Cesare Baj non conosce il mondo dell’arte, che – un po’ provocatoriamente - gli sembra una bella opportunità per i giovani (produrre opere e venderle in Cina); è invece collezionista di oggetti (cartoline di idrovolanti e misuratori analogici), per cui condivide quanto detto da Collina circa l’esigenza irrazionale di raccogliere cose, a volte uniche; nel mondo dell’arte il contenuto economico può raggiungere livelli molto elevati. Corengia, definendosi una “non collezionista” perché acquista solo “con il cuore” e il più delle volte contattando direttamente gli artisti, ha l’esigenza di poter godere sempre delle opere, il che crea qualche problema di spazio. Emilio concorda sull’aspetto “logistico”, risolto con le pareti dello studio e con prestiti a parenti; però – per fortuna sua – i gusti cambiano, per cui molte opere vengono “impacchettate” e sostituite con nuove acquisizioni.  Su richiesta di Vittani e di Giuliano, precisa poi che vendere è divertente tanto quanto acquistare (anche se non ama privarsi di ciò che ha): c’è il brivido della sfida sull’investimento fatto; inoltre a volte si comprano più opere dello stesso artista per poterle scambiare con altri collezionisti (proprio come si fa con le figurine, precisa Guliano). Se poi l’acquisto è fatto attraverso una Galleria (e Bordoli ne ha alcune di riferimento),  è praticamente garantita la possibilità di ricederle almeno allo stesso prezzo.

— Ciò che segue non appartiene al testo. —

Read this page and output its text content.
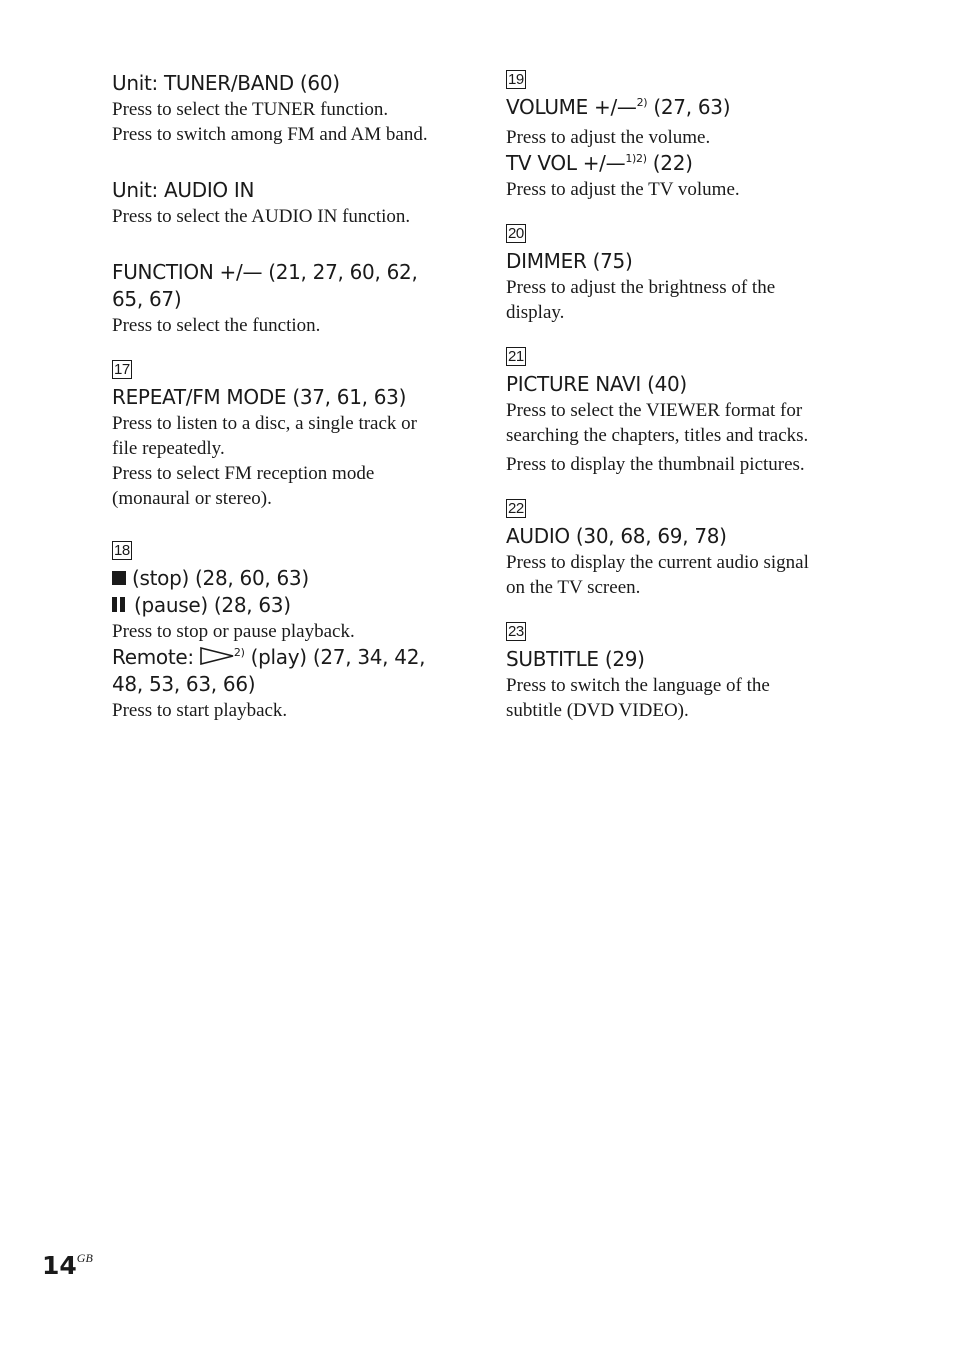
Unit: TUNER/BAND (60)
Press to select the TUNER function.
Press to switch among FM and AM band.
Unit: AUDIO IN
Press to select the AUDIO IN function.
FUNCTION +/— (21, 27, 60, 62,
65, 67)
Press to select the function.
17
REPEAT/FM MODE (37, 61, 63)
Press to listen to a disc, a single track or
file repeatedly.
Press to select FM reception mode
(monaural or stereo).
18
(stop) (28, 60, 63)
(pause) (28, 63)
Press to stop or pause playback.
Remote:	$^{2)}$ (play) (27, 34, 42,
48, 53, 63, 66)
Press to start playback.
19
VOLUME +/—$^{2)}$ (27, 63)
Press to adjust the volume.
TV VOL +/—$^{1)2)}$ (22)
Press to adjust the TV volume.
20
DIMMER (75)
Press to adjust the brightness of the
display.
21
PICTURE NAVI (40)
Press to select the VIEWER format for
searching the chapters, titles and tracks.
Press to display the thumbnail pictures.
22
AUDIO (30, 68, 69, 78)
Press to display the current audio signal
on the TV screen.
23
SUBTITLE (29)
Press to switch the language of the
subtitle (DVD VIDEO).
$14^{GB}$
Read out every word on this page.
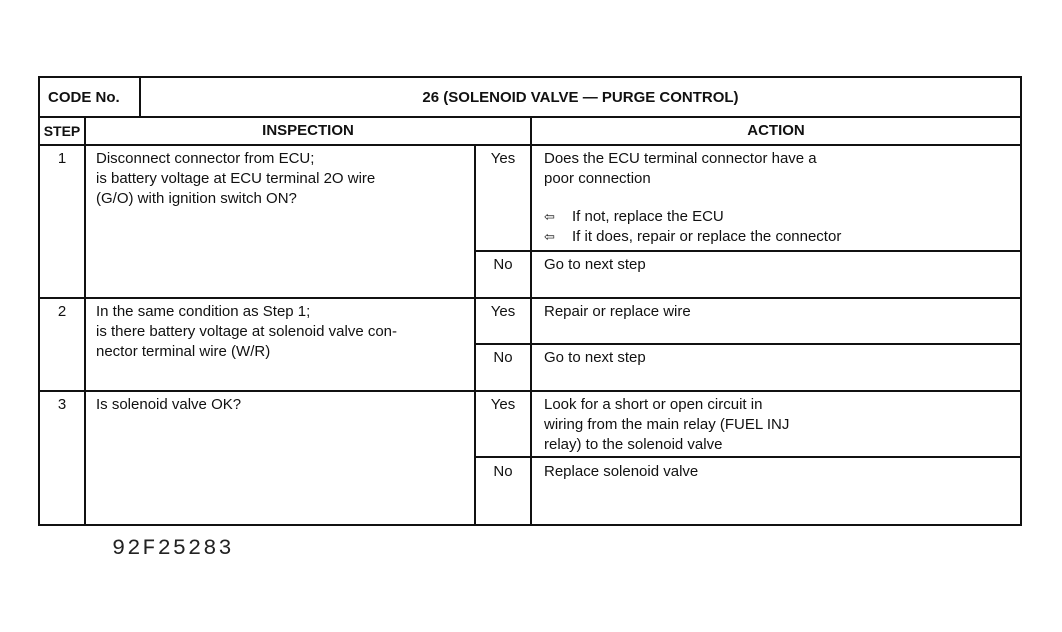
CODE No.	26 (SOLENOID VALVE — PURGE CONTROL)
STEP	INSPECTION	ACTION
1	Disconnect connector from ECU;
is battery voltage at ECU terminal 2O wire
(G/O) with ignition switch ON?
Yes	Does the ECU terminal connector have a
poor connection
⇦ If not, replace the ECU
⇦ If it does, repair or replace the connector
No	Go to next step
2	In the same condition as Step 1;
is there battery voltage at solenoid valve con-
nector terminal wire (W/R)
Yes	Repair or replace wire
No	Go to next step
3	Is solenoid valve OK?	Yes	Look for a short or open circuit in
wiring from the main relay (FUEL INJ
relay) to the solenoid valve
No	Replace solenoid valve
92F25283
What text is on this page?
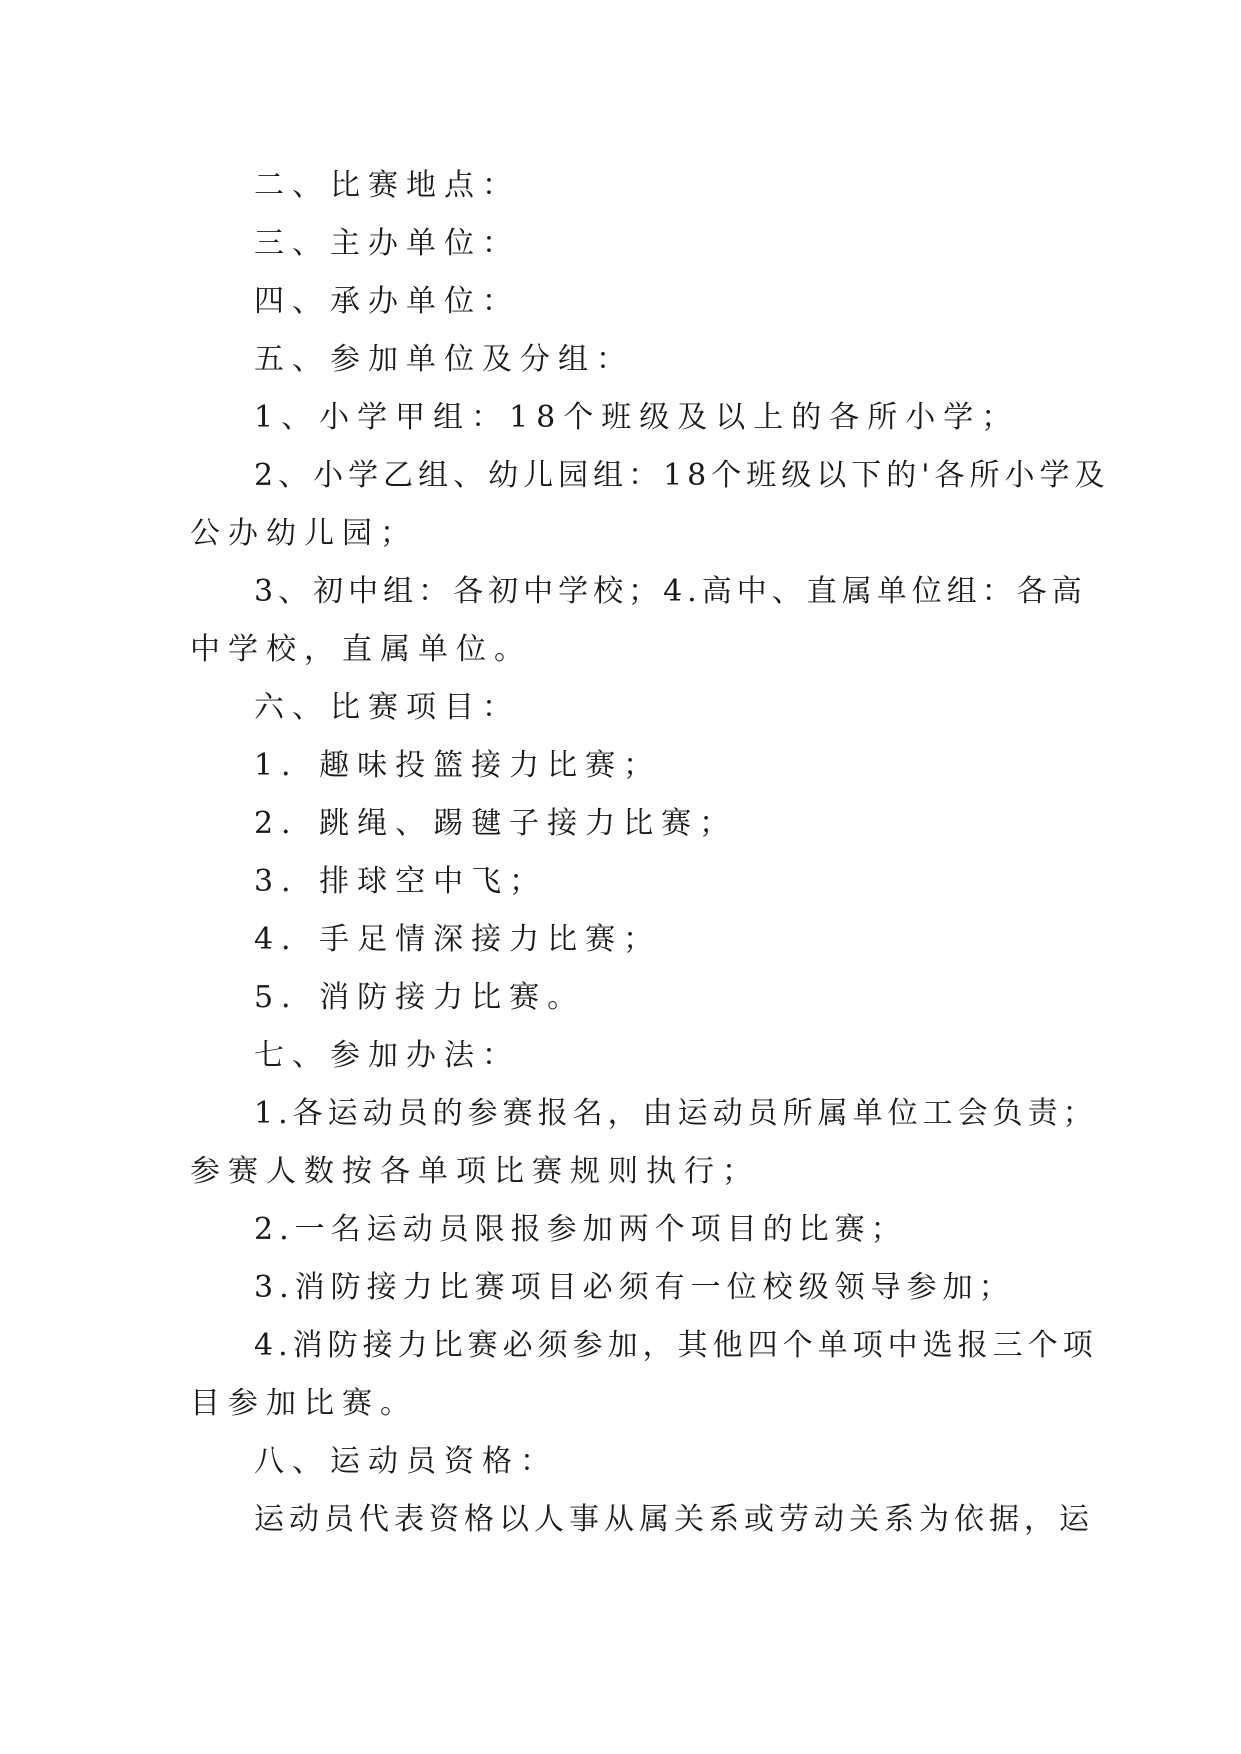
二、比赛地点：
三、主办单位：
四、承办单位：
五、参加单位及分组：
1、小学甲组：18个班级及以上的各所小学；
2、小学乙组、幼儿园组：18个班级以下的'各所小学及
公办幼儿园；
3、初中组：各初中学校；4.高中、直属单位组：各高
中学校，直属单位。
六、比赛项目：
1．趣味投篮接力比赛；
2．跳绳、踢毽子接力比赛；
3．排球空中飞；
4．手足情深接力比赛；
5．消防接力比赛。
七、参加办法：
1.各运动员的参赛报名，由运动员所属单位工会负责；
参赛人数按各单项比赛规则执行；
2.一名运动员限报参加两个项目的比赛；
3.消防接力比赛项目必须有一位校级领导参加；
4.消防接力比赛必须参加，其他四个单项中选报三个项
目参加比赛。
八、运动员资格：
运动员代表资格以人事从属关系或劳动关系为依据，运
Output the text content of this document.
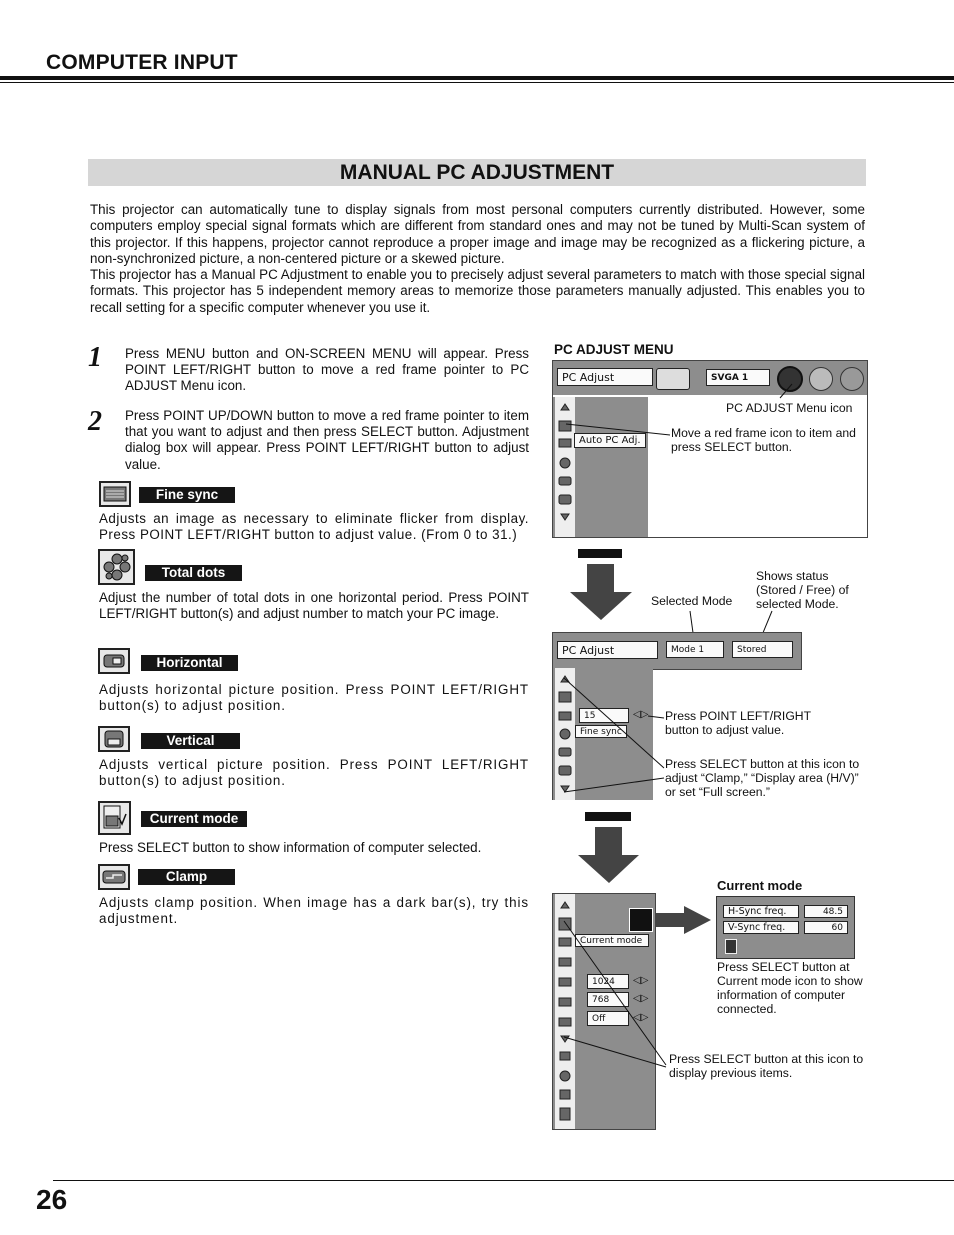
COMPUTER INPUT
MANUAL PC ADJUSTMENT

This projector can automatically tune to display signals from most personal computers currently distributed. However, some computers employ special signal formats which are different from standard ones and may not be tuned by Multi-Scan system of this projector. If this happens, projector cannot reproduce a proper image and image may be recognized as a flickering picture, a non-synchronized picture, a non-centered picture or a skewed picture.

This projector has a Manual PC Adjustment to enable you to precisely adjust several parameters to match with those special signal formats. This projector has 5 independent memory areas to memorize those parameters manually adjusted. This enables you to recall setting for a specific computer whenever you use it.

1 Press MENU button and ON-SCREEN MENU will appear. Press POINT LEFT/RIGHT button to move a red frame pointer to PC ADJUST Menu icon.
2 Press POINT UP/DOWN button to move a red frame pointer to item that you want to adjust and then press SELECT button. Adjustment dialog box will appear. Press POINT LEFT/RIGHT button to adjust value.
Fine sync
Adjusts an image as necessary to eliminate flicker from display. Press POINT LEFT/RIGHT button to adjust value. (From 0 to 31.)
Total dots
Adjust the number of total dots in one horizontal period. Press POINT LEFT/RIGHT button(s) and adjust number to match your PC image.
Horizontal
Adjusts horizontal picture position. Press POINT LEFT/RIGHT button(s) to adjust position.
Vertical
Adjusts vertical picture position. Press POINT LEFT/RIGHT button(s) to adjust position.
Current mode
Press SELECT button to show information of computer selected.
Clamp
Adjusts clamp position. When image has a dark bar(s), try this adjustment.
PC ADJUST MENU
PC Adjust	SVGA 1
Auto PC Adj.
PC ADJUST Menu icon
Move a red frame icon to item and press SELECT button.
Selected Mode
Shows status (Stored / Free) of selected Mode.
PC Adjust	Mode 1	Stored
15	◁▷
Fine sync
Press POINT LEFT/RIGHT button to adjust value.
Press SELECT button at this icon to adjust “Clamp,” “Display area (H/V)” or set “Full screen.”
Current mode
1024	◁▷
768	◁▷
Off	◁▷
Press SELECT button at this icon to display previous items.
Current mode
H-Sync freq.	48.5
V-Sync freq.	60
Press SELECT button at Current mode icon to show information of computer connected.
26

Augusto Panini ha un’esperienza di collezionista un po’ diversa. Ha evitato (per fortuna dice lui) il coinvolgimento della famiglia; poi l’approccio suo e degli amici che ne hanno condiviso la passione era sostanzialmente diverso: più arte, meno economia. Solo dopo gli anni 90 il mondo dell’arte è diventato anche business e si pensa all’investimento. Si chiede invece se ci sia ancora un buon mercato dopo le recenti norme che impongono le segnalazioni all’Agenzia delle entrate al di sopra dei 3.000 euro. La risposta di Emilio è da “tecnico”: il problema esiste per qualsiasi bene rifugio (gli immobili, per esempio); i collezionisti fanno parte di un circuito che hanno già una tracciabilità dichiarata. Ma in Italia l’ostacolo maggiore è rappresentato dall’IVA; ci sarà una probabile contrazione degli scambi, ma le opere d’arte di un certo livello rappresentano comunque una forma di  investimento privilegiata.
Secondo Longatti, che dice di capire sempre meno l’arte, è il mercato che oggi stabilisce il valore di un artista, come fu con Fontana che definisce “un’invenzione” dei mercanti; ritiene poi che l’artista contemporaneo non creda che le sue opere gli sopravvivano.  Ha inoltre  l’impressione che il collezionista sia più un caso clinico (soffre di una sindrome che lo spinge ad accaparrarsi  ciò che lo completa) che sfocia nel mondo dell’arte in maniera casuale. In Italia è rara la cultura del collezionismo che raccoglie e poi dona a Istituzioni pubbliche, anche per effetto di una politica fiscale che non prevede sgravi al riguardo.
Simpaticamente Damiano Cattaneo definisce Emilio un “vizioso”, paragonabile ad un adultero che è incapace di avere un’unica passione. Il collezionista è anche chi raccoglie piccoli oggetti che non vuole buttare e una caratteristica, secondo lui, è che il vero collezionista non pensa di privarsi delle sue cose.
Chiude Bordoli: ha parlato di “mercato” per non dover rispondere alla domanda “cos’è l’arte”, alla quale non saprebbe rispondere. Il suo modo di collezionare è questo: comprare ciò che piace, con il gusto di sapere di aver fatto un buon investimento.